Eifeler Zeitung, Andreas Gabbert

Anruf-Linien-Taxi kommt noch nicht an

Von Juni bis Oktober 2019 wurde das neue ÖPNV-Angebot in der Gemeinde Simmerath nur von 72 Fahrgästen genutzt.

Simmerath Das seit Sommer in der Gemeinde Simmerath verkehrende sogenannte „Anruf-Linien-Taxi“ (ALT) wird bislang nur mäßig genutzt. Von Juni bis Oktober wurde das neue ÖPNV-Angebot lediglich von 72 Fahrgästen genutzt. Das entspricht circa 15 Fahrgästen pro Monat. Diese Zahlen wurden dem Struktur- und Hochbauausschuss der Gemeinde jetzt von der Aseag vorgelegt.

Die meisten Fahrgäste (57) nutzen die Möglichkeit, mit dem ALT abends ins Rurtal zu gelangen. Ein Mal wurde das Angebot in Huppenbroich in Anspruch genommen, 14 Mal in Dedenborn. Die ALT-Angebote in Hechelscheid und in Rollesbroich beziehungsweise zum Gewerbe- und Industriegebiet Rollesbroich wurden in dem genannten Zeitraum nicht nachgefragt.

Aus drei Möglichkeiten gewählt

Vor der Einführung des Angebotes hatte die Simmerather Politik sich mit drei unterschiedlichen bedarfsorientierten Beförderungsmöglichkeiten befasst und diskutiert, welches Angebot für die Bedürfnisse im Gemeindegebiet die sinnvollste Lösung ist. Zur Diskussion standen damals das Anruf-Linien-Taxi, ein Anruf-Sammel-Taxi oder ein Angebot wie der sogenannte Netliner, der in der Stadt Monschau verkehrt. Dabei ging es auch um die Bezahlbarkeit der verschiedenen Möglichkeiten.

Die Vertreter der Aachener Straßenbahn und Energieversorgungs-AG (Aseag) und des Aachener Verkehrsverbunds (AVV) hatten den Politikern erklärt, dass Anruf-Linien- und Anruf-Sammel-Taxis im Vergleich zum Netliner für eine Kommune die kostengünstigeren Varianten darstellen. Die Politik entschied sich schließlich für das ALT und verband ihren Beschluss mit der Forderung, die Fahrgastzahlen zu erfassen, um zu sehen, wie das Angebot angenommen wird.

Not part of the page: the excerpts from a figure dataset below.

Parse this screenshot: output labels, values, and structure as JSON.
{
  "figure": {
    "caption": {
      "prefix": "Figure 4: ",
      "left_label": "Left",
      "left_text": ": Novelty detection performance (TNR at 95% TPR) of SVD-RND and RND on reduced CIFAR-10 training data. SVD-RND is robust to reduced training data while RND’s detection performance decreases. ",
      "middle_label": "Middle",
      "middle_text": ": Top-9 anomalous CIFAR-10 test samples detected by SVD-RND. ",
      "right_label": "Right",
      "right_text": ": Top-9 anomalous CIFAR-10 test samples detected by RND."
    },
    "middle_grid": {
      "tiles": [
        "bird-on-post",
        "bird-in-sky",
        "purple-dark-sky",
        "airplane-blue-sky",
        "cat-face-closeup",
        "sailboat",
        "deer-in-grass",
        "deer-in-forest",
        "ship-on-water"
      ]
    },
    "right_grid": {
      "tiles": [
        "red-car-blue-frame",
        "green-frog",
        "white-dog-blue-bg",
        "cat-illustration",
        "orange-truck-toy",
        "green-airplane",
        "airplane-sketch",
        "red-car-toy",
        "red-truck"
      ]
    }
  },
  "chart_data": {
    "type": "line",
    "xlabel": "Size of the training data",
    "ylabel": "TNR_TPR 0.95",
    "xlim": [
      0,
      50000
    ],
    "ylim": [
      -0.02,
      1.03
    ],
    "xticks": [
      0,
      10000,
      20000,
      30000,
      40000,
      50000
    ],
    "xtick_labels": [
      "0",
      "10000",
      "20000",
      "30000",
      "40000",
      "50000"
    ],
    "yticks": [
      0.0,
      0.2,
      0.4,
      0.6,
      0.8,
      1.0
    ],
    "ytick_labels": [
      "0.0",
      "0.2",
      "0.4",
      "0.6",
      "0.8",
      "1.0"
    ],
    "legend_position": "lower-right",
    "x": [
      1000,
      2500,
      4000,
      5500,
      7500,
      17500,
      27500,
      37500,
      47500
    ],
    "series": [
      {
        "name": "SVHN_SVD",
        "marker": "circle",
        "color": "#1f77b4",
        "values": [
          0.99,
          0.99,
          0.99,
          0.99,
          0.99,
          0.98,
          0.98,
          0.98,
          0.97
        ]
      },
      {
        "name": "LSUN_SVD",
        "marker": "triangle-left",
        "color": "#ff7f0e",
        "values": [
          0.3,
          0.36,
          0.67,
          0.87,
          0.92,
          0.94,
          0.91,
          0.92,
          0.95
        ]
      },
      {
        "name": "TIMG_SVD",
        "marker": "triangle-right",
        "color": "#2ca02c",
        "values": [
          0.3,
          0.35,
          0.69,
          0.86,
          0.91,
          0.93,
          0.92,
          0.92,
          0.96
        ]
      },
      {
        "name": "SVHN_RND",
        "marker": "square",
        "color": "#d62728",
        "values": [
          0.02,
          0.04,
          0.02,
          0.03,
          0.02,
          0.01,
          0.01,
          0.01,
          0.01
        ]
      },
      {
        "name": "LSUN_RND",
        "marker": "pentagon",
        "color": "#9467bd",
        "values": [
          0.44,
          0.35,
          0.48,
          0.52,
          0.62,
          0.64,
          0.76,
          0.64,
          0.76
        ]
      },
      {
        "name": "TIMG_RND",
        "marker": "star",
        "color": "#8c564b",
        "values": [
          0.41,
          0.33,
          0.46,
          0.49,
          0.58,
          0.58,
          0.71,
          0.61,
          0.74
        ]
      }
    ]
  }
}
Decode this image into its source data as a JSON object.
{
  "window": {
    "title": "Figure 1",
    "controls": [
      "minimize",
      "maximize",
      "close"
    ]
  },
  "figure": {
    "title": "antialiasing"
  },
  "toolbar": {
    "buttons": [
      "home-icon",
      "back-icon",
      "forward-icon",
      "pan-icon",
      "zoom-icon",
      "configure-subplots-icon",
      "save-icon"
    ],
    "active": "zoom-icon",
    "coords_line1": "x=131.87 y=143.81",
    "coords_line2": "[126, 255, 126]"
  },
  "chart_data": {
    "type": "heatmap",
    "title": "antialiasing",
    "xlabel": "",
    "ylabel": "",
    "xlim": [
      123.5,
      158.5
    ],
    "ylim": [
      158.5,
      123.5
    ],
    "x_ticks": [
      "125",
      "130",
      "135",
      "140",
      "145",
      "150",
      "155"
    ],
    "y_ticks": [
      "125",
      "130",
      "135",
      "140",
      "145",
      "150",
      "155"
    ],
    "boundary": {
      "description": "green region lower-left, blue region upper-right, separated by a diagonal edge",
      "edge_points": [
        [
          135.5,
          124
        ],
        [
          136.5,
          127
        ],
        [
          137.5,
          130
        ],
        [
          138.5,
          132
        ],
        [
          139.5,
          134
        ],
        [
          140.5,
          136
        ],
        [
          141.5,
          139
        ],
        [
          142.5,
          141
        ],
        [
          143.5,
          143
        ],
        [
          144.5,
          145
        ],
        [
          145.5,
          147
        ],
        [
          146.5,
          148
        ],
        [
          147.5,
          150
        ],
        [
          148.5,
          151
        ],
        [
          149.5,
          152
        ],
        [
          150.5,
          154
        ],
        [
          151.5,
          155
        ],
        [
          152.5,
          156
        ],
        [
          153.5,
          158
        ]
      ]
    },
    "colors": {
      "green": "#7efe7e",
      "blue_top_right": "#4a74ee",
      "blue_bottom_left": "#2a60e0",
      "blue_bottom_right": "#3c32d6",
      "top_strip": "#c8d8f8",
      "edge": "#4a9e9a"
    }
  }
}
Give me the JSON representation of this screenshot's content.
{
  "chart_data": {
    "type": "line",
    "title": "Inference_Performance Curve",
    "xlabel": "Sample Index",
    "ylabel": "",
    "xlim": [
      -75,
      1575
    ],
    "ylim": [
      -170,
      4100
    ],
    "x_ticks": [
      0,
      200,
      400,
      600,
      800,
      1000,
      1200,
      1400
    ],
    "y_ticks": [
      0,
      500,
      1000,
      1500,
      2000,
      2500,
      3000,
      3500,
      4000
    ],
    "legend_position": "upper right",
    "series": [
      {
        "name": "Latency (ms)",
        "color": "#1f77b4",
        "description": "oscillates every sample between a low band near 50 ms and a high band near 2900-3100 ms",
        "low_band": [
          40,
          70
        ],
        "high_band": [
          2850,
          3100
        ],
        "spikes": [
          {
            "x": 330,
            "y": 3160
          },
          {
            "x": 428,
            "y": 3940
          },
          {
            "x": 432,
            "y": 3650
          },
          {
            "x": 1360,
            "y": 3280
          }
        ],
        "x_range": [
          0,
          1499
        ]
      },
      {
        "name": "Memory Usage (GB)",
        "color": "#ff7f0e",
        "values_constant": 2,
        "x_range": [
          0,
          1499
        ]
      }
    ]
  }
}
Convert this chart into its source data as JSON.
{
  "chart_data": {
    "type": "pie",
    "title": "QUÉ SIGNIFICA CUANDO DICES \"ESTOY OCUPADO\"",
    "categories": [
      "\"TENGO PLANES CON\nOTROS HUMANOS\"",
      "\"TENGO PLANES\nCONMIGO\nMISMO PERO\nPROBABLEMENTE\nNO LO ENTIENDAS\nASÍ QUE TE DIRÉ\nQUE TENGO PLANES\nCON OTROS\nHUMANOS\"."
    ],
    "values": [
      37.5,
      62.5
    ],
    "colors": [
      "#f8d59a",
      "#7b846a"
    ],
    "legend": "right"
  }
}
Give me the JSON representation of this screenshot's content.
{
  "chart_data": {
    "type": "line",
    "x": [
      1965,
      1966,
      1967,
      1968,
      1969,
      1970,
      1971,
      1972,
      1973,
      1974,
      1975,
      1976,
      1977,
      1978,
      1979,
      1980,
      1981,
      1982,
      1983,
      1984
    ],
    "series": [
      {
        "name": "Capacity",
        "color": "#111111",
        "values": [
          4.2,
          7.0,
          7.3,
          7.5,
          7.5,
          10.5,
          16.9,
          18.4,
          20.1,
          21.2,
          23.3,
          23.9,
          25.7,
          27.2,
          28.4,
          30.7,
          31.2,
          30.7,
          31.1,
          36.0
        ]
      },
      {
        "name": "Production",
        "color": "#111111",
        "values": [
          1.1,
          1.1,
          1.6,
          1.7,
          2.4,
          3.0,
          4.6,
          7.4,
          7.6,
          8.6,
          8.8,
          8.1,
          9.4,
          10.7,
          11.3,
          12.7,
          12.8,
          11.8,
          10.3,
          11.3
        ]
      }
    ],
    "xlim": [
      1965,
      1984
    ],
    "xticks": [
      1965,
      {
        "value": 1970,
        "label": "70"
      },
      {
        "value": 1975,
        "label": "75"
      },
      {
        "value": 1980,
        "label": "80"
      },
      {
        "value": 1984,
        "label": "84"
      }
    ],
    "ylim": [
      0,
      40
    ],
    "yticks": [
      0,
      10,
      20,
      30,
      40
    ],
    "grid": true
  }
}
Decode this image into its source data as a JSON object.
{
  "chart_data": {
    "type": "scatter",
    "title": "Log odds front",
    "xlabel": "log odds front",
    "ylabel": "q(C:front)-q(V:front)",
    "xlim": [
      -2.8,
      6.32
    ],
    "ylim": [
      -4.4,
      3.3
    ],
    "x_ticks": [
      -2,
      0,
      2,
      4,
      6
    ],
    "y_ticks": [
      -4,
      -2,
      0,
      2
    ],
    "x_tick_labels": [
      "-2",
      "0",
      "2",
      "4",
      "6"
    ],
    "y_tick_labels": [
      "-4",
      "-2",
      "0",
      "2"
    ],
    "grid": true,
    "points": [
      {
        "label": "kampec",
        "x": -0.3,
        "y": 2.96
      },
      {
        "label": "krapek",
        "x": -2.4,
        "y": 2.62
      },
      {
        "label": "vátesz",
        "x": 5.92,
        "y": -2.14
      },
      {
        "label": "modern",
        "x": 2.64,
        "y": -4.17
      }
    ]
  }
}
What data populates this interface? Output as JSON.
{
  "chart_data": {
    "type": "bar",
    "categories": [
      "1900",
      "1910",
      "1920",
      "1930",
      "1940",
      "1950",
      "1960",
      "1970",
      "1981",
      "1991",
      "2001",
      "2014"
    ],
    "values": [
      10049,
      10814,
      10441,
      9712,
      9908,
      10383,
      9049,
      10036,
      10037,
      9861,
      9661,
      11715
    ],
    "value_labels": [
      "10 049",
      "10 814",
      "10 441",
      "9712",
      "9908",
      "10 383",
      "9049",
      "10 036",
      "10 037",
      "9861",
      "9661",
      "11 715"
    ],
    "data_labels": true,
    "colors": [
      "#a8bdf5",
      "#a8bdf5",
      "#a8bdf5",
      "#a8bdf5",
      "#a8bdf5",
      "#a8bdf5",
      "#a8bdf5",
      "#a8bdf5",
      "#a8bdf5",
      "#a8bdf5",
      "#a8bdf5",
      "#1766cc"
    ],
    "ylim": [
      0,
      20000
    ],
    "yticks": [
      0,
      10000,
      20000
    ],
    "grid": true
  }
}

Auch der Netliner brauchte in Monschau etwas Anlaufzeit. In den ersten Monaten hatte es einige Kritik für das neue Angebot gegeben, insbesondere, weil man zu gewissen Zeiten (8 bis 12 Uhr und 15 bis 21 Uhr) selbst aktiv werden muss, um befördert zu werden. „Die zeitgemäßen Busse, barrierefrei und 14-Sitzer, fielen im Stadtbild auf. Der Wechsel von einem Standardlinienbus, der weite Wege schon wegen der Buslänge nehmen muss statt wunschgemäß zwischen den Orten unterwegs zu sein, wird heute gut angenommen. Wir bekommen nun auch viele positive Rückmeldungen für das bedarfsorientierte System“, sagt Monschaus Bürgermeisterin Margareta Ritter. Das würden auch die Fahrgastzahlen zeigen. Seit der Einführung der ersten beiden Netliner-Busse sind die Fahrgastzahlen um rund 30 Prozent gestiegen. Inzwischen sind drei Netliner im Einsatz, ab Frühjahr 2020 wird auch die Ortschaft Konzen einbezogen. Das System wird monatlich von mehr als 2000 Fahrgästen genutzt.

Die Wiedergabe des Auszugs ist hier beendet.